Andriiashen Vladyslav, van Liere Robert, van Leeuwen Tristan, Batenburg Kees Joost
Centrum Wiskunde & Informatica, Science Park 123, 1098 XG Amsterdam, The Netherlands.
Faculteit Wiskunde en Informatica, Technical University Eindhoven, Groene Loper 5, 5612 AZ Eindhoven, The Netherlands.
J Imaging. 2021 Jun 24;7(7):104. doi: 10.3390/jimaging7070104.
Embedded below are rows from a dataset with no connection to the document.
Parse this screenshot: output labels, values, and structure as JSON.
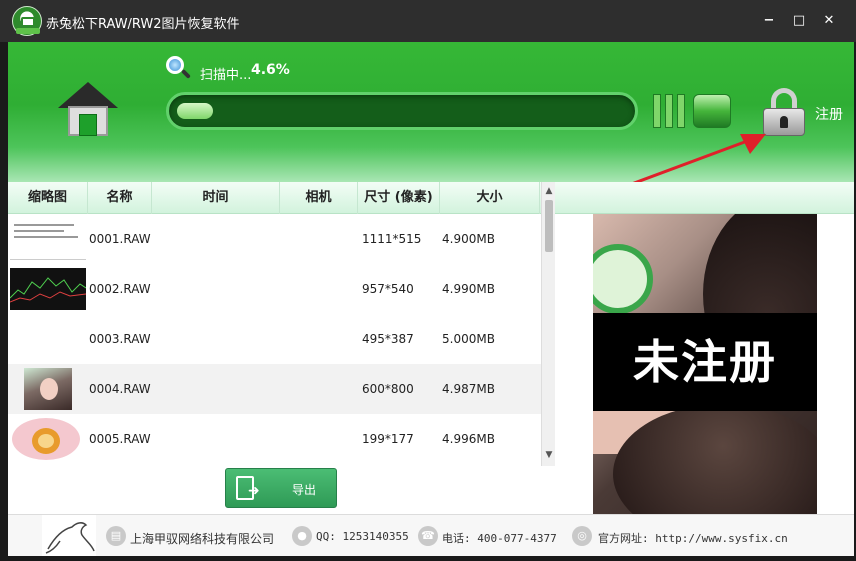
{
  "window": {
    "title": "赤兔松下RAW/RW2图片恢复软件",
    "min_label": "−",
    "max_label": "□",
    "close_label": "✕"
  },
  "header": {
    "scan_status": "扫描中...",
    "scan_percent": "4.6%",
    "progress": 0.046,
    "register_label": "注册"
  },
  "table": {
    "columns": [
      "缩略图",
      "名称",
      "时间",
      "相机",
      "尺寸 (像素)",
      "大小"
    ],
    "rows": [
      {
        "name": "0001.RAW",
        "time": "",
        "camera": "",
        "size_px": "1111*515",
        "size": "4.900MB",
        "thumb": "document"
      },
      {
        "name": "0002.RAW",
        "time": "",
        "camera": "",
        "size_px": "957*540",
        "size": "4.990MB",
        "thumb": "chart"
      },
      {
        "name": "0003.RAW",
        "time": "",
        "camera": "",
        "size_px": "495*387",
        "size": "5.000MB",
        "thumb": "blank"
      },
      {
        "name": "0004.RAW",
        "time": "",
        "camera": "",
        "size_px": "600*800",
        "size": "4.987MB",
        "thumb": "portrait"
      },
      {
        "name": "0005.RAW",
        "time": "",
        "camera": "",
        "size_px": "199*177",
        "size": "4.996MB",
        "thumb": "lion"
      }
    ]
  },
  "preview": {
    "overlay_text": "未注册"
  },
  "export": {
    "label": "导出"
  },
  "footer": {
    "company": "上海甲驭网络科技有限公司",
    "qq": "QQ: 1253140355",
    "phone": "电话: 400-077-4377",
    "website": "官方网址: http://www.sysfix.cn"
  },
  "colors": {
    "header_green": "#2fae34",
    "progress_track": "#145e1a",
    "export_green": "#3aa862",
    "annotation_arrow": "#e0202a"
  }
}
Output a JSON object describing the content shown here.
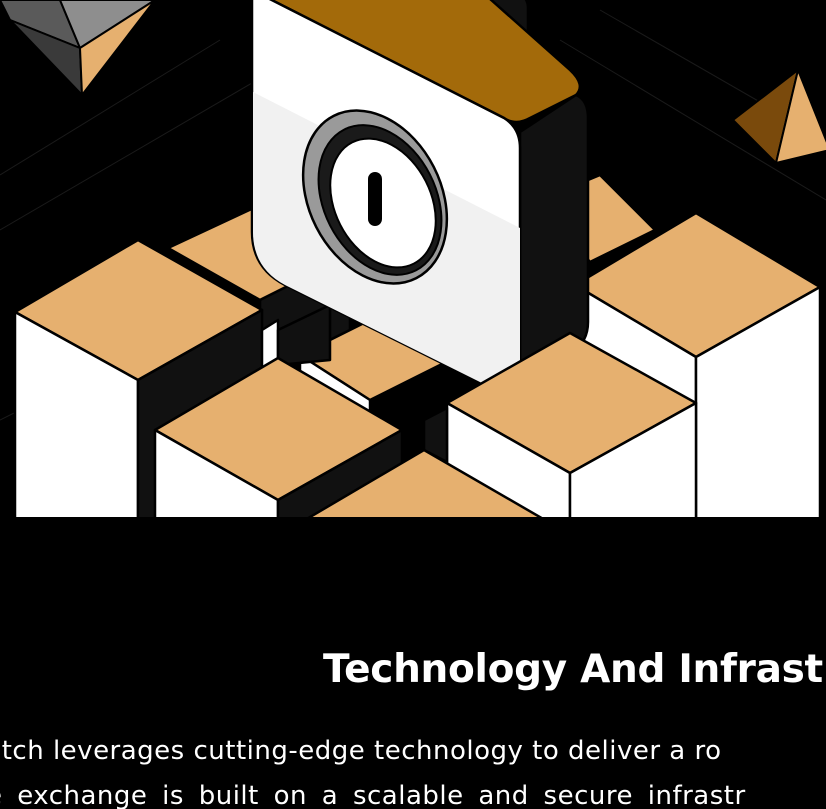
{
  "colors": {
    "background": "#000000",
    "accent": "#e6b06f",
    "accent_dark": "#a36a0a",
    "text": "#ffffff"
  },
  "hero": {
    "icon": "padlock-on-blocks-illustration"
  },
  "section": {
    "title": "Technology And Infrast",
    "body_lines": [
      "itch leverages cutting-edge technology to deliver a ro",
      "e exchange is built on a scalable and secure infrastr"
    ]
  }
}
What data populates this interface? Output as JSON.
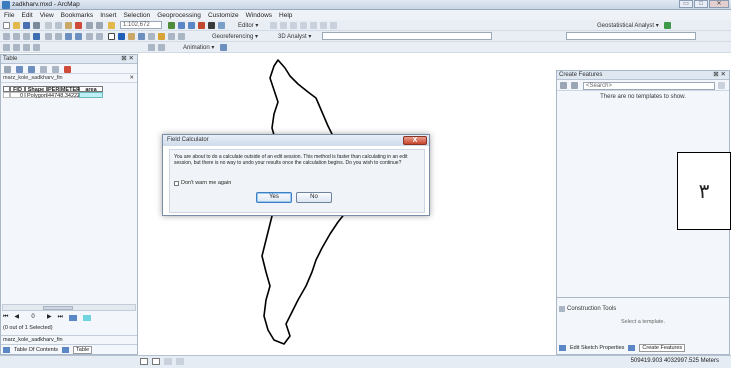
{
  "window": {
    "title": "zadkharv.mxd - ArcMap",
    "min": "▭",
    "max": "□",
    "close": "✕"
  },
  "menu": [
    "File",
    "Edit",
    "View",
    "Bookmarks",
    "Insert",
    "Selection",
    "Geoprocessing",
    "Customize",
    "Windows",
    "Help"
  ],
  "toolbar": {
    "scale": "1:102,672",
    "editor": "Editor ▾",
    "georef": "Georeferencing ▾",
    "analyst3d": "3D Analyst ▾",
    "geostat": "Geostatistical Analyst ▾",
    "animation": "Animation ▾"
  },
  "table_panel": {
    "header": "Table",
    "layer_tab": "marz_kole_sadkharv_fin",
    "columns": [
      "FID",
      "Shape",
      "PERIMETER",
      "area"
    ],
    "rows": [
      [
        "0",
        "Polygon",
        "44748.342225",
        ""
      ]
    ],
    "nav_record": "0",
    "selection_info": "(0 out of 1 Selected)",
    "layer_footer": "marz_kole_sadkharv_fin",
    "tabs": [
      "Table Of Contents",
      "Table"
    ]
  },
  "dialog": {
    "title": "Field Calculator",
    "message": "You are about to do a calculate outside of an edit session. This method is faster than calculating in an edit session, but there is no way to undo your results once the calculation begins. Do you wish to continue?",
    "checkbox": "Don't warn me again",
    "yes": "Yes",
    "no": "No",
    "close": "X"
  },
  "create_features": {
    "header": "Create Features",
    "search_placeholder": "<Search>",
    "empty": "There are no templates to show.",
    "construction_header": "Construction Tools",
    "construction_empty": "Select a template.",
    "edit_props": "Edit Sketch Properties",
    "create_btn": "Create Features"
  },
  "side_label": "۳",
  "status": {
    "coords": "509419.903  4032997.525 Meters"
  },
  "colors": {
    "accent": "#3c7fc4",
    "dialog_close": "#c8452c"
  }
}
X-ray imaging is a widely used technique for non-destructive inspection of agricultural food products. One application of X-ray imaging is the autonomous, in-line detection of foreign objects in food samples. Examples of such inclusions are bone fragments in meat products, plastic and metal debris in fish, and fruit infestations. This article presents a processing methodology for unsupervised foreign object detection based on dual-energy X-ray absorptiometry (DEXA). A novel thickness correction model is introduced as a pre-processing technique for DEXA data. The aim of the model is to homogenize regions in the image that belong to the food product and to enhance contrast where the foreign object is present. In this way, the segmentation of the foreign object is more robust to noise and lack of contrast. The proposed methodology was applied to a dataset of 488 samples of meat products acquired from a conveyor belt. Approximately 60% of the samples contain foreign objects of different types and sizes, while the rest of the samples are void of foreign objects. The results show that samples without foreign objects are correctly identified in 97% of cases and that the overall accuracy of foreign object detection reaches 95%.
X射线成像技术是一种广泛应用于农产品无损检测的技术。X射线成像的一个应用是对食品样本中的异物进行自动在线检测。此类夹杂物的例子包括肉制品中的骨碎片、鱼类中的塑料和金属碎片以及水果虫害。本文提出了一种基于双能X射线吸收法(DEXA)的无监督异物检测处理方法。引入了一种新颖的厚度校正模型作为DEXA数据的预处理技术。该模型的目的是使图像中属于食品的区域均匀化,并增强存在异物区域的对比度。通过这种方式,异物的分割对噪声和对比度不足更加稳健。所提出的方法应用于从传送带上采集的488个肉制品样本数据集。大约60%的样本包含不同类型和大小的异物,而其余样本没有异物。结果表明,在97%的情况下,没有异物的样本能够被正确识别,异物检测的总体准确率达到95%。